Fig 4

(A) Immunofluorescent staining of H9c2 myocytes with anti-Ninjurin1 as primary antibody and Alexa Fluor 488 conjugated secondary antibody (green). Nuclei were stained with DAPI (blue). Scale bar, 75 μm. (B) Hypertrophy of 7 days differentiated H9c2 myotubes was induced by arginine-vasopressin (AVP) treatment for 24 hours. Non-treated cells were used as control. Immunoblots of proteins isolated from H9c2 myotubes (as indicated) using anti-Ninjurin1 and anti-fast myosin antibody. GAPDH was used as loading control. The 16kDa (Ninjurin1-16) and 24kDa (Ninjurin1-24) Ninjurin1 isoforms are indicated. (C-E) 7 days differentiated H9c2 myotubes were transfected with control siRNA (control_siRNA) (n = 6) or siRNA targeting Ninjurin1 (Ninjurin1_siRNA) (n = 6). 48 hours after transfection hypertrophy was induced by AVP treatment for 24 hours (n = 3).

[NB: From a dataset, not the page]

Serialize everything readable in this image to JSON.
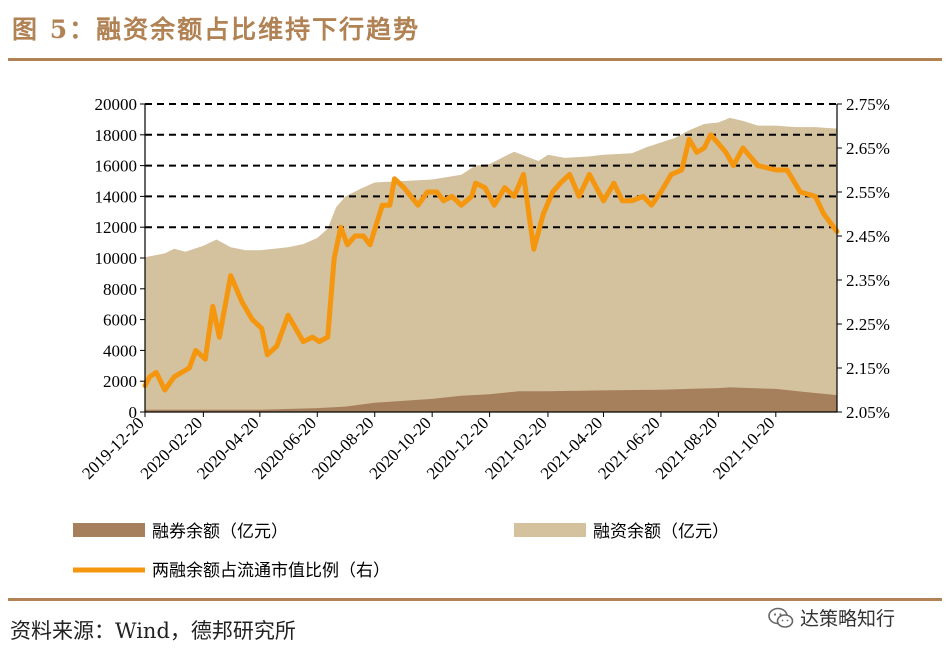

Non-treated cells were used as control (n = 3). (C) Quantitative RT-PCR analysis of Ninjurin1 (Ninj1), Nppb and Myosin heavy chain 1 (Myh1). GAPDH expression was used as reference. Data are presented as mean ± SD. * P < 0.05, ** P < 0.01, *** P < 0.001(D) Immunoblots of proteins isolated from H9c2 myotubes (as indicated) using anti-Ninjurin1 and anti-fast myosin antibody. GAPDH was used as loading control. The 16kDa (Ninjurin1-16) and 24kDa (Ninjurin1-24) Ninjurin1 isoforms are indicated. (E) Densitometric analysis of fast myosin protein content from (D). Data are presented as mean ± SD. * P < 0.05, ** P < 0.01. MW, molecular weight; kDa, kilo Dalton. A two-tailed, unpaired Student’s t-test was used to calculate the P values.